Replacement of charsetalias.properties file.

Jay

unread,

Nov 14, 2010, 9:29:59 AM11/14/10

to

Dear Developers,

Could you tell me how the charset alias works now?

Let me give you some background why I wanted to know. Previously, I
have written a small utility that runs on Mac OS X which tinkers the
charsetalias.properties file a bit to handle many "big5-HKSCS" encoded
web sites that declared themselves incorrectly as "big5". It simply
replaces the target encoding of big5 with big5-HKSCS instead. As big5-
HKSCS is a superset of big5, it shows big5 encoded site correctly as
well as misconfigured big5-HKSCS sites. I have just downloaded Firefox
4.0 beta 7 and discovered that the charsetalias.properties file is no
longer there. Could you tell me how the charset handling works in
Gecko 2.0?

My little utility can be downloaded from here:
http://www.macupdate.com/info.php/id/19216/i-speak-cantonese

Axel Hecht

unread,

Nov 14, 2010, 12:45:41 PM11/14/10

to

That moved into the compiled code,
https://bugzilla.mozilla.org/show_bug.cgi?id=563536.

No idea if there's anything left that allows you to tweak it.

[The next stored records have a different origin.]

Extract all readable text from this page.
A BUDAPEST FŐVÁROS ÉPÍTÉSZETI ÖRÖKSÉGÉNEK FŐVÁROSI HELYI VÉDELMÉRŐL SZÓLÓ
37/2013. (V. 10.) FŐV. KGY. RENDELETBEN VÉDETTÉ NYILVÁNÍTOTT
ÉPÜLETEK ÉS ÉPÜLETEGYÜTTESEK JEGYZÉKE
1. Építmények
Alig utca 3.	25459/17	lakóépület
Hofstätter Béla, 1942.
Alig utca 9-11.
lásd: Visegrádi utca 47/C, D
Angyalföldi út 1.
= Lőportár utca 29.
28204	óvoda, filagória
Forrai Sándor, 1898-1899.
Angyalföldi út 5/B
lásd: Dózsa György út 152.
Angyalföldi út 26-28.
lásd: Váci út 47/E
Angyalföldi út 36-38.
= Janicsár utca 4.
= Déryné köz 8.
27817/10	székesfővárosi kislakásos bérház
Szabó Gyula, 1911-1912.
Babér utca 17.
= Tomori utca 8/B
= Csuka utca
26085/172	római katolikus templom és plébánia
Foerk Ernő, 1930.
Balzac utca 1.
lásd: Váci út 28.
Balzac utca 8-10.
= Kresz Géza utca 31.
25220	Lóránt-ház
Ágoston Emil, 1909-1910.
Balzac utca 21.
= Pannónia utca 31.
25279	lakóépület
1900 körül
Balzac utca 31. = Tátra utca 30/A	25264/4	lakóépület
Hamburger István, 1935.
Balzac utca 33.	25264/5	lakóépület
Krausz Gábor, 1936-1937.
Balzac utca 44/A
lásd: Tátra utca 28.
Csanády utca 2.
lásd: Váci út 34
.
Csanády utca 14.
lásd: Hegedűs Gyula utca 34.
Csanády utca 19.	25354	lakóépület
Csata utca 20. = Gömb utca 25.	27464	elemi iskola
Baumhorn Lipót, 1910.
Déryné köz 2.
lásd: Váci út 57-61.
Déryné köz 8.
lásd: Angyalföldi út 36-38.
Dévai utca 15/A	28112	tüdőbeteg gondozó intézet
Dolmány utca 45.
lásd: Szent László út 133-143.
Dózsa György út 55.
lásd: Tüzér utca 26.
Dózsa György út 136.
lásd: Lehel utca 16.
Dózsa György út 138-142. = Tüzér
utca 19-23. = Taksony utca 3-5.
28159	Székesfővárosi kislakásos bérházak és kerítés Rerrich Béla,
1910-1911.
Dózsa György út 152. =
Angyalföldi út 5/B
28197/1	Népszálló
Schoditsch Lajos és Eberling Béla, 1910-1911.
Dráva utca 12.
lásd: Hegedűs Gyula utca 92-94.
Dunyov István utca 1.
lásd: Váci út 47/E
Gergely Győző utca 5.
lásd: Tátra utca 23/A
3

That said, is there a bug filed on what you're trying to fix? Add-ons
like yours sound like something we shouldn't need.

Axel

Jean-Marc Desperrier

unread,

Nov 19, 2010, 9:07:34 AM11/19/10

to

Axel Hecht wrote:
> That moved into the compiled code,
> https://bugzilla.mozilla.org/show_bug.cgi?id=563536.
>
> No idea if there's anything left that allows you to tweak it.
>
> That said, is there a bug filed on what you're trying to fix? Add-ons
> like yours sound like something we shouldn't need.

It's not a great idea to have hard-coded those identifiers :-(

It's not just a matter of something that mozilla got wrong that's just
need to be fixed. There will be some identifier that about nobody uses,
that's it's a nonsense to include by defaut, and there will be a few
case where things have been done wrong, so that it's useful to be able
to override the default, even if the defaut is correct.

big5 is a case of a situation that can't quite be satisfyingly solved
with a hard coded solution. http://en.wikipedia.org/wiki/Big5 list at
least 10 different extensions to big5 that possibly could have been
truly used when a page is tagged as big5.

Of those HKSCS is probably the only one that's a real standard and has
currently a large usage. But what's if someone wants a warning when some
of the characters are not truly big5 and use the hkscs extension ? (a
taiwanese for exemple for whom hkscs is not a standard) And what if he
is handling some old content, that's truly HKSCS incompatible, where
he'd love to have big5 interpreted as something else than HKSCS ?

Having the identifiers defined in a ressource file that can be
overwritten to change them makes the situation significantly easier.

Jean-Marc Desperrier

unread,

Dec 29, 2010, 7:23:22 PM12/29/10

to

On 19/11/2010 15:07, Jean-Marc Desperrier wrote:
> Of those HKSCS is probably the only one that's a real standard and has
> currently a large usage. But what's if someone wants a warning when some

> of the characters are not truly big5 and use the hkscs extension ? [...]

>
> Having the identifiers defined in a ressource file that can be
> overwritten to change them makes the situation significantly easier.

I've found another case that's a lot more pertinent : Proprietary
extensions to the japanese S-JIS encoding for emoji characters.

There appear to be currently 3 such extensions, DoCoMo, KDDI and
SoftBank. Basically every japanese cell network has it's own proprietary
way of encoding emoji, documented in
http://www.unicode.org/Public/UNIDATA/EmojiSources.txt

As those emoji characters now are encoded inside the unicode standard,
those extension can't simply be ignored.